Brexit Complicates UK-US Trade Relations
By Hans Mahncke
There is some debate in the media about whether the UK’s Brexit proposal (“Chequers proposal”) is compatible with a proposed UK-US trade agreement. The UK says it is, while the US believes otherwise.
On 29 March 2019, the UK will exit the European Union (EU). This is what is called Brexit and will require a rejigging of the current trade arrangements between the UK and the EU. At the same time, the UK and US are seeking a trade agreement. There are different levels of economic integration agreements. The basic form of economic integration is a Free Trade Agreement (FTA). This is what the UK and the US are seeking to enter into. A higher level of economic integration is a Customs Union (CU), much like the current arrangement between the UK and EU
Both FTAs and CUs eliminate tariffs between signatory countries. But there is a crucial distinction. In an FTA, member countries maintain their own, individual tariff structures in respect of non-FTA countries; whereas, in a CU, member countries apply a common tariff structure in respect of non-CU countries. Let us use an example to illustrate: Countries A and B enter into an FTA, which means goods from A and B can be traded between A and B freely. However, trade from a non-FTA country, say Country C, does not benefit from this arrangement. In fact, under an FTA, A and B maintain their individual right to charge whatever tariffs they wish on goods from Country C. This is where a CU is different. In a CU, there is one external border and everything that comes in from outside A and B, e.g. from Country C, is subject to a common tariff. Under a CU, A and B give up their right to determine their own customs duties.
Let’s say Countries A and B have an FTA. Countries A and B do not charge any tariff on goods traded between A and B. But if the goods come from a third country, Country C, A charges 50%, whereas Country B charges only 10%. Thus, a smart exporter in Country C would first export the goods to B, pay 10%, and then send them to A without paying any additional tariffs. In a CU this sort of circumvention is not possible because A and B would have agreed on a common tariff and it, therefore, does not matter whether the goods are sent to A or B, the same rate applies.
At this point, we can return to the Brexit issue. Currently, the UK and EU are in a CU and there is no customs enforcement between the two. This is a very convenient arrangement for traders and businesses and the UK would like to maintain it post-Brexit. But the UK would also like to enter into FTAs with countries such as the US. The problem, as we saw above, is that any FTA between the US and the UK might be used to circumvent EU common tariffs.
For instance, the EU charges 10% on cars from the US. Under a UK-US FTA, the US could export cars to the UK with 0% tariffs and then send them to the EU, thus avoiding the 10% duty.

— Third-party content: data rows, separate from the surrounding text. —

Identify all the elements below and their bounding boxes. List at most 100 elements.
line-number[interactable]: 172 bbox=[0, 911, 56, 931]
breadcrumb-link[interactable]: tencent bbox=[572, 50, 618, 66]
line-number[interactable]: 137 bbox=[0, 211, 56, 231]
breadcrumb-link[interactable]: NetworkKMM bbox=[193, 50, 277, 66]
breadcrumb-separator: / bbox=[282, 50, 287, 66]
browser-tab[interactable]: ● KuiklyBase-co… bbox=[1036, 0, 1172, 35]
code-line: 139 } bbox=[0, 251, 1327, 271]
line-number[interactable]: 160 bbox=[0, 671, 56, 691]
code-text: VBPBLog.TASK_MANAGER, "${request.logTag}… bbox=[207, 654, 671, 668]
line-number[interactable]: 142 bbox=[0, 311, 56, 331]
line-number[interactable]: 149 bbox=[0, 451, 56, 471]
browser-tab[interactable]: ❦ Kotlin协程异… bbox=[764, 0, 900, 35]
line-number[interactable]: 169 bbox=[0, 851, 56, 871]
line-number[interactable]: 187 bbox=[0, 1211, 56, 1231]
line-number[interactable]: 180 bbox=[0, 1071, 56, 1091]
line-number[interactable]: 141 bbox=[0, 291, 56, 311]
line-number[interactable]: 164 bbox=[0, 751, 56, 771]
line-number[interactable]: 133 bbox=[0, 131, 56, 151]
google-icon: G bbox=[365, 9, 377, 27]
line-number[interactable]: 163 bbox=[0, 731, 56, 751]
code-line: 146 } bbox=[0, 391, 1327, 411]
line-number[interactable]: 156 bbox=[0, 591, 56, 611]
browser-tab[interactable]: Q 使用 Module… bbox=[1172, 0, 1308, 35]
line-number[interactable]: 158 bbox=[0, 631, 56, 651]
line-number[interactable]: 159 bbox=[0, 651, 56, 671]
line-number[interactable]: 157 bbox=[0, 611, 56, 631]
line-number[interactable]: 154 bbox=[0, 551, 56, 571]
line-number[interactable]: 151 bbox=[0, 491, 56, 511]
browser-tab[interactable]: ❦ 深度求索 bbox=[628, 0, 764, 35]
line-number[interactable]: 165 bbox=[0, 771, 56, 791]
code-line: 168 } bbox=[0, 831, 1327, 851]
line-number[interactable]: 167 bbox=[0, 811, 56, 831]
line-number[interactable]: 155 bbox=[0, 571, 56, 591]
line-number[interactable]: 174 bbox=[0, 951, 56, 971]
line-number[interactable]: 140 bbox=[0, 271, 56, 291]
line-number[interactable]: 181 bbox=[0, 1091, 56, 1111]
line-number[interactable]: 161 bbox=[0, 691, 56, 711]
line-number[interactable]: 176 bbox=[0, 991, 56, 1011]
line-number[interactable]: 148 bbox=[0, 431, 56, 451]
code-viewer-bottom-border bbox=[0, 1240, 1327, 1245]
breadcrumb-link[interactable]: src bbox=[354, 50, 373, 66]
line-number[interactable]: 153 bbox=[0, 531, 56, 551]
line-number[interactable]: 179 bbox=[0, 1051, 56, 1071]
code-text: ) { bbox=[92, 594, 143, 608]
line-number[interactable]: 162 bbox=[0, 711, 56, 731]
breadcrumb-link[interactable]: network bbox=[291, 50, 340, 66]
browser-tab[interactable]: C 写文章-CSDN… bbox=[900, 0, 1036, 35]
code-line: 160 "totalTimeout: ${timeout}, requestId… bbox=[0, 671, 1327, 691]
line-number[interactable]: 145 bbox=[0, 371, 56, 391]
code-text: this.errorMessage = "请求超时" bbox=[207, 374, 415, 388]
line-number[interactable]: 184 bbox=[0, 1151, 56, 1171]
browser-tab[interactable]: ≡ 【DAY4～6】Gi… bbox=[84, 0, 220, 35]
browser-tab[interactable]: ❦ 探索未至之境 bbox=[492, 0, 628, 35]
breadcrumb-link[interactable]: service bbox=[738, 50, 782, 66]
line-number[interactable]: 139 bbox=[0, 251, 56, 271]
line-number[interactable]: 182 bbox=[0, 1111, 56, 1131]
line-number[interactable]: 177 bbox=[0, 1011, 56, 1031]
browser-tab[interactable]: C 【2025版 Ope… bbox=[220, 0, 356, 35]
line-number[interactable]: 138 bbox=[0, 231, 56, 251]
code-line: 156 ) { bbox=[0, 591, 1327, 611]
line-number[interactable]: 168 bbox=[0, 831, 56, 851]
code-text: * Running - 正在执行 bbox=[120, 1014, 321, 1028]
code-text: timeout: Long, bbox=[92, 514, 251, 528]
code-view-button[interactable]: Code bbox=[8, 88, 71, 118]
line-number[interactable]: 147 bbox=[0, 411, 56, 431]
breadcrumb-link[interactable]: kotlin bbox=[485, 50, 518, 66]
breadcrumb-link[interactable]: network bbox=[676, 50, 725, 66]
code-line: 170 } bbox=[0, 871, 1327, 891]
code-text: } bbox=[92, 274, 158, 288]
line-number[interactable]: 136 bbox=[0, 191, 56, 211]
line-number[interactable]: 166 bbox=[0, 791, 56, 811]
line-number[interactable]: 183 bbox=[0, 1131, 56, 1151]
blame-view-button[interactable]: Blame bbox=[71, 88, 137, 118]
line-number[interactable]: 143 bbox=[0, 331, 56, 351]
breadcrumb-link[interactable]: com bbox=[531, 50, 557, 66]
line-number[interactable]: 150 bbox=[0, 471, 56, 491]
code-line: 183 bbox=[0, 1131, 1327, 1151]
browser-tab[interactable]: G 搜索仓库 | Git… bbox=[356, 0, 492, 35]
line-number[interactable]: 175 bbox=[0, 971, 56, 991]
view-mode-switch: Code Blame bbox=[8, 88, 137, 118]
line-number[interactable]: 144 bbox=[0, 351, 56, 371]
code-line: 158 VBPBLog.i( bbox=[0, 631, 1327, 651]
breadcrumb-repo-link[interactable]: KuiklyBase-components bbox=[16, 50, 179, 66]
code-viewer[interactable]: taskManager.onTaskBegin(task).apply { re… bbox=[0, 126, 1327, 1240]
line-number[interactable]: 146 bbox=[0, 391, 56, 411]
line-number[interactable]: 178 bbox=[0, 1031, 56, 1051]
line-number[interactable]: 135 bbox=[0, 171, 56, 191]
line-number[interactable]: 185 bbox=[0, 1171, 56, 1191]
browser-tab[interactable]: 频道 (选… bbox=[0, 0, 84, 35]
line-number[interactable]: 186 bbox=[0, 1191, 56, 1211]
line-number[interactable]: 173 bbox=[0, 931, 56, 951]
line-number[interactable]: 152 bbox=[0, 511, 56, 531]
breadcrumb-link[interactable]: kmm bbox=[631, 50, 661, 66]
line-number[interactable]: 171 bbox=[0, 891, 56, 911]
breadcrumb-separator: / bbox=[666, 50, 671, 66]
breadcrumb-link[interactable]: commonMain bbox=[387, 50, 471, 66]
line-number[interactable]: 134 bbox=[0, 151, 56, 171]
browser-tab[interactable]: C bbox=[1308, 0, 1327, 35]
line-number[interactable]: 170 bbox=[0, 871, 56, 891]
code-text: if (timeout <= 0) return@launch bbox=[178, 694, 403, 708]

In seeking to avoid those problems, the Chequers proposal seeks to, for instance, establish a system of “trusted traders” whereby US car sellers would declare whether their cars are heading for the UK or will be re-exported to the EU. If the cars were headed to the UK, there would be no tariff, whereas if they were headed to the EU, the UK would levy the EU-wide common tariff of 10% and pass on the proceeds to the EU. It is questionable whether this proposal can work in practice.
Aside from customs duties, the Chequers proposal faces many other challenges. For instance, the UK currently shares its rules on product standards with the EU. If the post-Brexit UK were to maintain these product standards, there would be little incentive for countries like the US to enter into an FTA with the UK. That is because the US would have to comply with EU rules, which is what they already have to do now. In our example, US car manufacturers would have to modify their cars to suit EU rules, even if they are being sold in the UK. Further, it is difficult to envision that the EU would be willing to maintain an open border with the UK if the UK did not use EU product standards. That is because even if the problem of external goods (say from the US) finding its way into the EU could somehow be managed, EU goods exported to the UK would have to compete against external goods with (arguably) lower standards.
Thus we have to ask whether there is any way for the UK to maintain a quasi-CU with the EU, i.e. with no internal borders between the UK and EU and, at the same time, enter into FTAs with third countries? The fundamental distinction between an FTA and a CU most likely precludes this possibility. The UK will have to decide whether to maintain open borders with the EU and forgo FTAs or enter into FTAs and forgo the CU with EU.